Esra Ersen (*1970 in Ankara, lebt zur Zeit in London) hinterfragt in ihrem Video Which one you choose die Stereotypie von Identifikationsfiguren, wie sie in japanischen Teenie-Zeitschriften jungen Mädchen angeboten werden. Mit einer Gruppe junger Frauen und einer Modekritikerin analysiert und diskutiert die Künstlerin die medial verbreiteten Weiblichkeits-Bilder der gegenwärtigen japanischen Gesellschaft. Zwei gegensätzliche Typen stehen sich dabei gegenüber: das ‹cool girl› und das ‹sweet girl›. Beide Präsentationsmodi entstammen der japanischen Comic-Kultur, welche in den Zeitschriften derart omnipräsent sind, dass es scheinbar neben diesen beiden Charakteren kaum Platz für Alternativen gibt. Ersen geht der Frage nach «was es bedeutet, sich mit einem stereotypen Charakter oder einem irrealen, wie den Mangas, zu identifizieren und welche Funktion solche Rollenbilder in einer Gesellschaft haben können.» (Genoveva Rückert)
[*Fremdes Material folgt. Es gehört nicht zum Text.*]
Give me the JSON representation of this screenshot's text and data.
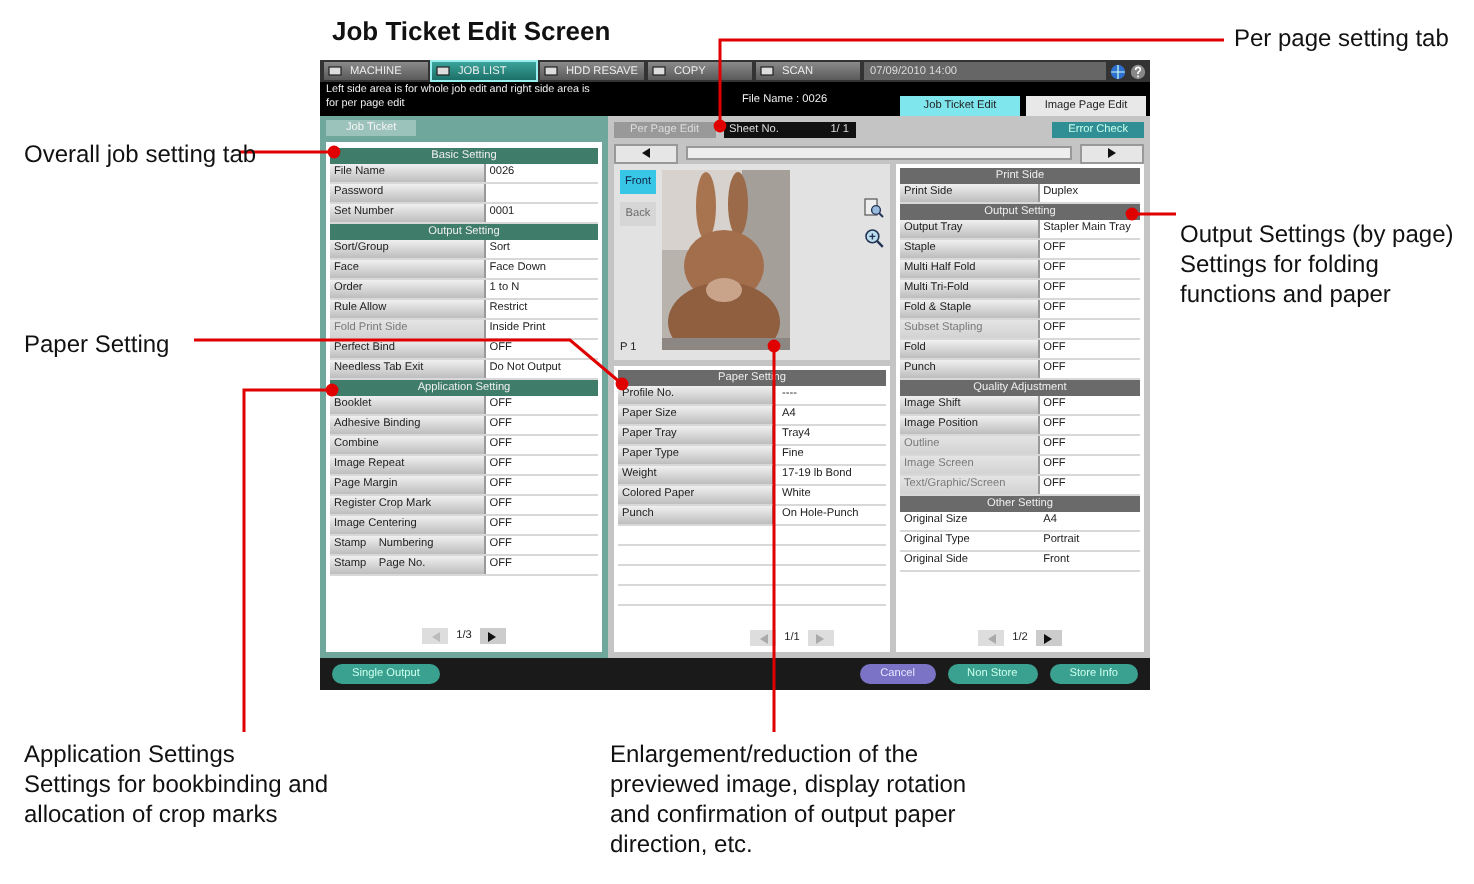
{
  "page_title": "Job Ticket Edit Screen",
  "screen": {
    "top_tabs": [
      {
        "label": "MACHINE",
        "selected": false
      },
      {
        "label": "JOB LIST",
        "selected": true
      },
      {
        "label": "HDD RESAVE",
        "selected": false
      },
      {
        "label": "COPY",
        "selected": false
      },
      {
        "label": "SCAN",
        "selected": false
      }
    ],
    "datetime": "07/09/2010 14:00",
    "message": "Left side area is for whole job edit and right side area is for per page edit",
    "file_name": "File Name : 0026",
    "edit_tabs": [
      {
        "label": "Job Ticket Edit",
        "selected": true
      },
      {
        "label": "Image Page Edit",
        "selected": false
      }
    ],
    "job_ticket": {
      "tab": "Job Ticket",
      "page": "1/3",
      "sections": [
        {
          "title": "Basic Setting",
          "rows": [
            {
              "kind": "button",
              "label": "File Name",
              "value": "0026",
              "disabled": false
            },
            {
              "kind": "button",
              "label": "Password",
              "disabled": false
            },
            {
              "kind": "button",
              "label": "Set Number",
              "value": "0001",
              "disabled": false
            }
          ]
        },
        {
          "title": "Output Setting",
          "rows": [
            {
              "kind": "button",
              "label": "Sort/Group",
              "value": "Sort",
              "disabled": false
            },
            {
              "kind": "button",
              "label": "Face",
              "value": "Face Down",
              "disabled": false
            },
            {
              "kind": "button",
              "label": "Order",
              "value": "1 to N",
              "disabled": false
            },
            {
              "kind": "button",
              "label": "Rule Allow",
              "value": "Restrict",
              "disabled": false
            },
            {
              "kind": "button",
              "label": "Fold Print Side",
              "value": "Inside Print",
              "disabled": true
            },
            {
              "kind": "button",
              "label": "Perfect Bind",
              "value": "OFF",
              "disabled": false
            },
            {
              "kind": "button",
              "label": "Needless Tab Exit",
              "value": "Do Not Output",
              "disabled": false
            }
          ]
        },
        {
          "title": "Application Setting",
          "rows": [
            {
              "kind": "button",
              "label": "Booklet",
              "value": "OFF",
              "disabled": false
            },
            {
              "kind": "button",
              "label": "Adhesive Binding",
              "value": "OFF",
              "disabled": false
            },
            {
              "kind": "button",
              "label": "Combine",
              "value": "OFF",
              "disabled": false
            },
            {
              "kind": "button",
              "label": "Image Repeat",
              "value": "OFF",
              "disabled": false
            },
            {
              "kind": "button",
              "label": "Page Margin",
              "value": "OFF",
              "disabled": false
            },
            {
              "kind": "button",
              "label": "Register Crop Mark",
              "value": "OFF",
              "disabled": false
            },
            {
              "kind": "button",
              "label": "Image Centering",
              "value": "OFF",
              "disabled": false
            },
            {
              "kind": "button",
              "label": "Stamp    Numbering",
              "value": "OFF",
              "disabled": false
            },
            {
              "kind": "button",
              "label": "Stamp    Page No.",
              "value": "OFF",
              "disabled": false
            }
          ]
        }
      ]
    },
    "per_page": {
      "tab": "Per Page Edit",
      "sheet_label": "Sheet No.",
      "sheet_value": "1/ 1",
      "sides": [
        {
          "label": "Front",
          "selected": true
        },
        {
          "label": "Back",
          "selected": false
        }
      ],
      "page_marker": "P 1",
      "page": "1/1",
      "sections": [
        {
          "title": "Paper Setting",
          "rows": [
            {
              "kind": "button",
              "label": "Profile No.",
              "value": "----",
              "disabled": false
            },
            {
              "kind": "button",
              "label": "Paper Size",
              "value": "A4",
              "disabled": false
            },
            {
              "kind": "button",
              "label": "Paper Tray",
              "value": "Tray4",
              "disabled": false
            },
            {
              "kind": "button",
              "label": "Paper Type",
              "value": "Fine",
              "disabled": false
            },
            {
              "kind": "button",
              "label": "Weight",
              "value": "17-19 lb Bond",
              "disabled": false
            },
            {
              "kind": "button",
              "label": "Colored Paper",
              "value": "White",
              "disabled": false
            },
            {
              "kind": "button",
              "label": "Punch",
              "value": "On Hole-Punch",
              "disabled": false
            }
          ]
        }
      ]
    },
    "page_settings": {
      "error_check": "Error Check",
      "page": "1/2",
      "sections": [
        {
          "title": "Print Side",
          "rows": [
            {
              "kind": "button",
              "label": "Print Side",
              "value": "Duplex",
              "disabled": false
            }
          ]
        },
        {
          "title": "Output Setting",
          "rows": [
            {
              "kind": "button",
              "label": "Output Tray",
              "value": "Stapler Main Tray",
              "disabled": false
            },
            {
              "kind": "button",
              "label": "Staple",
              "value": "OFF",
              "disabled": false
            },
            {
              "kind": "button",
              "label": "Multi Half Fold",
              "value": "OFF",
              "disabled": false
            },
            {
              "kind": "button",
              "label": "Multi Tri-Fold",
              "value": "OFF",
              "disabled": false
            },
            {
              "kind": "button",
              "label": "Fold & Staple",
              "value": "OFF",
              "disabled": false
            },
            {
              "kind": "button",
              "label": "Subset Stapling",
              "value": "OFF",
              "disabled": true
            },
            {
              "kind": "button",
              "label": "Fold",
              "value": "OFF",
              "disabled": false
            },
            {
              "kind": "button",
              "label": "Punch",
              "value": "OFF",
              "disabled": false
            }
          ]
        },
        {
          "title": "Quality Adjustment",
          "rows": [
            {
              "kind": "button",
              "label": "Image Shift",
              "value": "OFF",
              "disabled": false
            },
            {
              "kind": "button",
              "label": "Image Position",
              "value": "OFF",
              "disabled": false
            },
            {
              "kind": "button",
              "label": "Outline",
              "value": "OFF",
              "disabled": true
            },
            {
              "kind": "button",
              "label": "Image Screen",
              "value": "OFF",
              "disabled": true
            },
            {
              "kind": "button",
              "label": "Text/Graphic/Screen",
              "value": "OFF",
              "disabled": true
            }
          ]
        },
        {
          "title": "Other Setting",
          "rows": [
            {
              "kind": "text",
              "label": "Original Size",
              "value": "A4",
              "disabled": false
            },
            {
              "kind": "text",
              "label": "Original Type",
              "value": "Portrait",
              "disabled": false
            },
            {
              "kind": "text",
              "label": "Original Side",
              "value": "Front",
              "disabled": false
            }
          ]
        }
      ]
    },
    "bottom_buttons": [
      {
        "label": "Single Output",
        "kind": "left"
      },
      {
        "label": "Cancel",
        "kind": "cancel"
      },
      {
        "label": "Non Store",
        "kind": "right"
      },
      {
        "label": "Store Info",
        "kind": "right"
      }
    ]
  },
  "callouts": [
    {
      "title": "Overall job setting tab"
    },
    {
      "title": "Per page setting tab"
    },
    {
      "title": "Paper Setting"
    },
    {
      "title": "Output Settings (by page)",
      "text": "Settings for folding functions and paper"
    },
    {
      "title": "Application Settings",
      "text": "Settings for bookbinding and allocation of crop marks"
    },
    {
      "title": "Enlargement/reduction of the previewed image, display rotation and confirmation of output paper direction, etc."
    }
  ]
}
Sylvie Fleurys (*1961 in Genf, lebt in Genf) Foto-Serie Here comes Santa von 2003 basiert auf dem gleichnamigen Video. Die Kamera fokussiert auf ein Paar schlanke weibliche Beine in grazilen Highheels, welche über einen von silbernen Weihnachtskugeln übersäten roten Teppich schreiten. Krachend zersplittern die Kugeln unter den Stilettoabsätzen. Anmutig, aber zielgerichtet schreitet die Zerstörung mit jedem Schritt voran: Die fragile, rot-silberne weihnachtliche Idylle zerplatzt in hunderttausend Scherben. Bekannt durch ihre durchweg unter feministischen Aspekten betrachtete Auseinandersetzung mit der Modewelt, greift Fleury auch immer wieder auf männlich dominierte Symbole oder Gegenstände zurück, die durch diverse Oberflächenmanipulationen in ihrer Selbstverständlichkeit destabilisiert werden.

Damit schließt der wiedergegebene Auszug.